Basically, Southwest Florida has an ambitious but distracted representative whose chief focus is on his next possible step up the political ladder rather than on the sands and substance of the district he calls home (and that just barely, since gerrymandering is the only reason his home address is in the district’s boundaries—a favor of the governor, by the way).

On Nov. 5, Donalds’ contract will be up for renewal. District voters should think long and hard whether they should vote to renew it. In a year when so many loyal, traditional, lifelong Republicans have been exiled from the Party by Donald Trump, do they really want to send back to Washington to act and speak on their behalf a fanatically subservient Trumper, a man who is willing to do whatever it takes to keep Donald Trump president for life?

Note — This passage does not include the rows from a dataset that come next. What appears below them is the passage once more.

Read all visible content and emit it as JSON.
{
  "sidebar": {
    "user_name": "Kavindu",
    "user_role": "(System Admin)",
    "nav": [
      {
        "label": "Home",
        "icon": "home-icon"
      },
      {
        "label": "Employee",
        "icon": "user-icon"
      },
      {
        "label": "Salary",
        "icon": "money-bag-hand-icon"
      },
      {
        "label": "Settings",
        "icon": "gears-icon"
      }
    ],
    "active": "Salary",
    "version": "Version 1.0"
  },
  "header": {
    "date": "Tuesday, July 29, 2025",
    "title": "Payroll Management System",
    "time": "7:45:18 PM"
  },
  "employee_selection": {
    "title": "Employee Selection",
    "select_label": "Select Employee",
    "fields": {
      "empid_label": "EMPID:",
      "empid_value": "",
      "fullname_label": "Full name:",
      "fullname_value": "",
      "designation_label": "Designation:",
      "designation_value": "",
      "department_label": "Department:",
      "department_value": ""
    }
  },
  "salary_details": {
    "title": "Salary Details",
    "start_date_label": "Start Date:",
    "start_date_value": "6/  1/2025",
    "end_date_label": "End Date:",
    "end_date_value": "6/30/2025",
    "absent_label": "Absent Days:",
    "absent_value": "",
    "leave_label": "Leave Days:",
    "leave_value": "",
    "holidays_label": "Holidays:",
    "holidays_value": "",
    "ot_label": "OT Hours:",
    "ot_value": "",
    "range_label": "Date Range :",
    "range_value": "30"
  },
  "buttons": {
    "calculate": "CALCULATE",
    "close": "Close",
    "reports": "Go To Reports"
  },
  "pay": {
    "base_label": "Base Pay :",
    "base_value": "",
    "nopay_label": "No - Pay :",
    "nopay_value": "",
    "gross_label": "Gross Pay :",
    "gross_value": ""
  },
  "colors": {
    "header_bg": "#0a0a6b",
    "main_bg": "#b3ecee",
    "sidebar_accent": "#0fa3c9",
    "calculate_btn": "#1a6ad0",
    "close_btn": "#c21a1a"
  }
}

This might be the year they want to make a change.

Meanwhile, Donalds has pursued—and is likely to keep pursuing—offices for which he is unqualified by any record of achievement as measured by traditional political calculations and expectations. In each case he has failed to attain his goals when subjected to the judgment of his peers and political elders.

Of course, in this he is likely encouraged by the example of his idol and hero, who attained the highest office in the land despite a complete absence of qualifications, knowledge or fitness.

As he has throughout his political career in Southwest Florida, Donalds has had to square a very difficult circle: he’s an African American in an 85 percent white, heavily conservative MAGA district, where a significant strain of white racism could be expected to influence voting.

What is more, he is mightily laboring in service to a presidential candidate whose racism is blatant, undisguised and appears to extend to Donalds himself.

Donalds has overcome this contradiction by presenting himself as even more extremely Trumpist/MAGA than the most extreme MAGAs in his district and nationwide—with the possible exception of Donald Trump himself.

Clearly, Donalds’ calculation is that the purity of his belief and loyalty will be sufficient for his MAGA voters, his fellow congressional Republicans and Donald Trump himself to overcome any racial prejudice they may harbor. Put another way, they’ll accept him if he’s sufficiently useful to their cause.

The irony is that Donalds’ rise in electoral politics to this point and in this place would have been impossible without the civil rights, racial integration and African American political success of the past century, progress that Trump, MAGAs and white supremacists are trying to undo by making America “great” again.

And, of course, if Trump is elected and establishes a dictatorship, as Donalds has stated he is willing to enable, there won’t be any electoral politics any more for anyone to rise, much less African Americans of any ideological persuasion.

Joe Biden ran for president at age 76 in 2020 because he recognized that he was fighting for nothing less than the soul of America.

An unkind critic might liken Donalds’ defense of Trump’s bloodbath pronouncement and willingness to promote a Trump dictatorship to selling his own soul to gain worldly prominence and power.

The state of Donalds’ soul is up to Donalds himself, of course. But as he continues to commit his soul to Donald Trump, he might want to consider the words of Matthew 16:26 in the New Testament: “For what is a man profited, if he shall gain the whole world, and lose his own soul?”